Being a senior at Bosco and a part of the band program for four years, Makkar testified to how Fabiero literally turned the program around and put the Bosco band back on the map.
“Two years ago we were doing really bad. He came in mid-September of 2017 and he turned us around just like that. It takes a lot for someone to come in and start from scratch and cultivate our program, and he did that,” said Makkar.
Mr. Fabiero came in during the midst of the 2017 Bosco football season, where the band plays an integral part during the games. On such short notice, Fabiero’s impact was seen right away and the band improved greatly.

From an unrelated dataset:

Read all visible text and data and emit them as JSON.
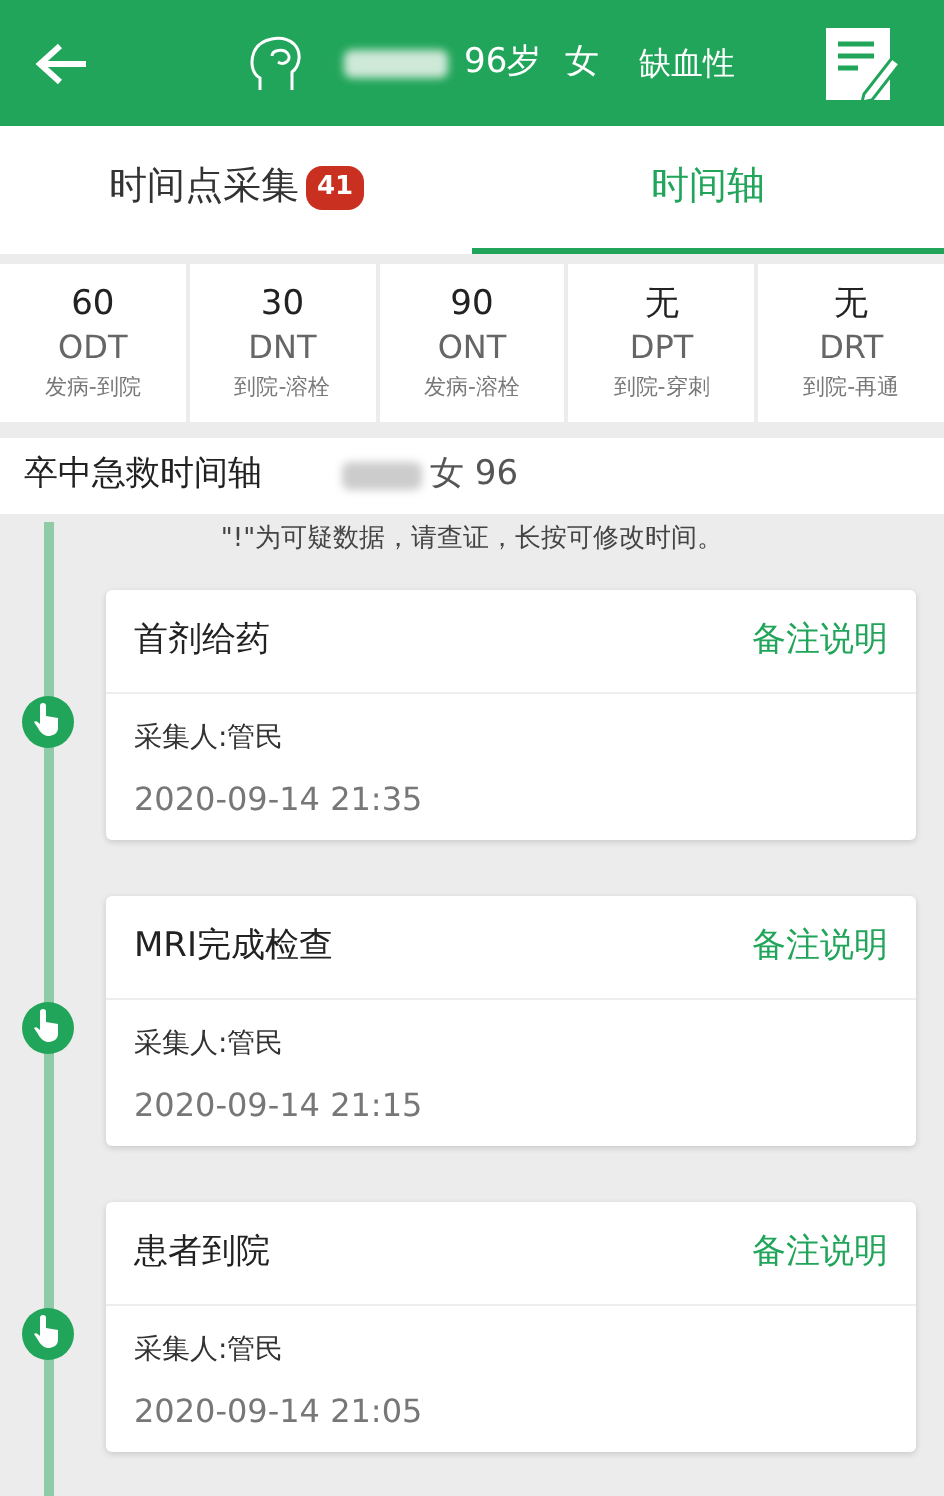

“Our other music teacher had basically up-and-left. Fabiero came in and was immediately enthusiastic about the program. To hear about a program that was in need of leadership and to be built, he looked at that as an opportunity. He was always positive looking at things,” said principal Dr. Christian De Larkin.
Having a positive outlook on life is something that Mr. Eugene Fabiero will always be remembered for.
“As a band instructor he was able to make a very good connection [with us] while keeping everything professional,” said senior band member Mauricio Vargas.
While teaching music to his students, Mr. Fabiero spent a lot of his time playing music himself, and that of different cultures.
“He participated in a German music ensemble, and lived in Germany for some time. He spoke German as well, which you wouldn’t expect,” said Dr. De Larkin.
Fabiero earned his masters in Orchestral Performance in Germany at the Staatliche Hochschule Fuer Musik after receiving formal education at Cal State Fullerton.
Over the course of his music career, he performed in Germany, Japan and the United States. He was clearly a very cultural person that had a love for experiencing life. Through music, he found a love for playing different kinds of instruments and experiencing unique sounds.
“He was in this band where he just had a bunch of really crazy instruments,” said Anthony Nold, the media production director on campus.
Mr. Fabiero played the tuba. He was the tubist for the Suedwest Deutsche Philharmonie in Germany in 2001 and played in Gwen Stefani’s 2005 Solo Tour, as well in many other prestigious installments. He was the conductor for the Pacific Brass Society founded in Long Beach, California.
At St. John Bosco, Fabiero laid down a lasting impact on the band program in several different ways.
“He was adamant about getting a timpani. He would always say ‘we need to have timpani’s.’ He knew the sounds that he wanted the students to learn,” said Dr. De Larkin.
This love for different kinds of instruments expresses who he truly was as a person. Living life, trying new things, but always keeping a positive outlook, no matter the circumstances.
Even if you didn’t know Mr. Fabiero personally, you could tell what kind of person he was. He had the kind of personality that rubbed off on everybody. The joy with which he lived with was apparent and could be seen from the outside looking in.
He expressed this love not only at Bosco, but at home as well to his two children, Elsa and newborn Bastian, and to his wife Karin.
“His last message from him and his wife was that he was very thankful that this [Bosco] community welcomed him, and for the prayers and donations and everything,” said Mr. Edgar Salmingo, the vice principal of academic affairs at Bosco.
Mr. Torre and Mr. Salmingo worked closely with Mr. Fabiero through the directory and leadership of the Filipino Club on campus, and saw the joy that he lived with up close.
“When anything bad happened he would yell, ‘Holy Chow!’ and throw whatever happened out the window,” said Mauricio Vargas. “He didn’t really believe on a negative attitude.”
Even though Mr. Fabiero’s life has come to an end, his spirit will undoubtedly live on. Mr. Eugene Fabiero will have an impact on the St. John Bosco community for the remainder of time due to his bright personality and unparalleled love for life.
Through music and the playing of instruments, we can peacefully reflect on his beautiful and fulfilling life. He was the epitome of a Brave.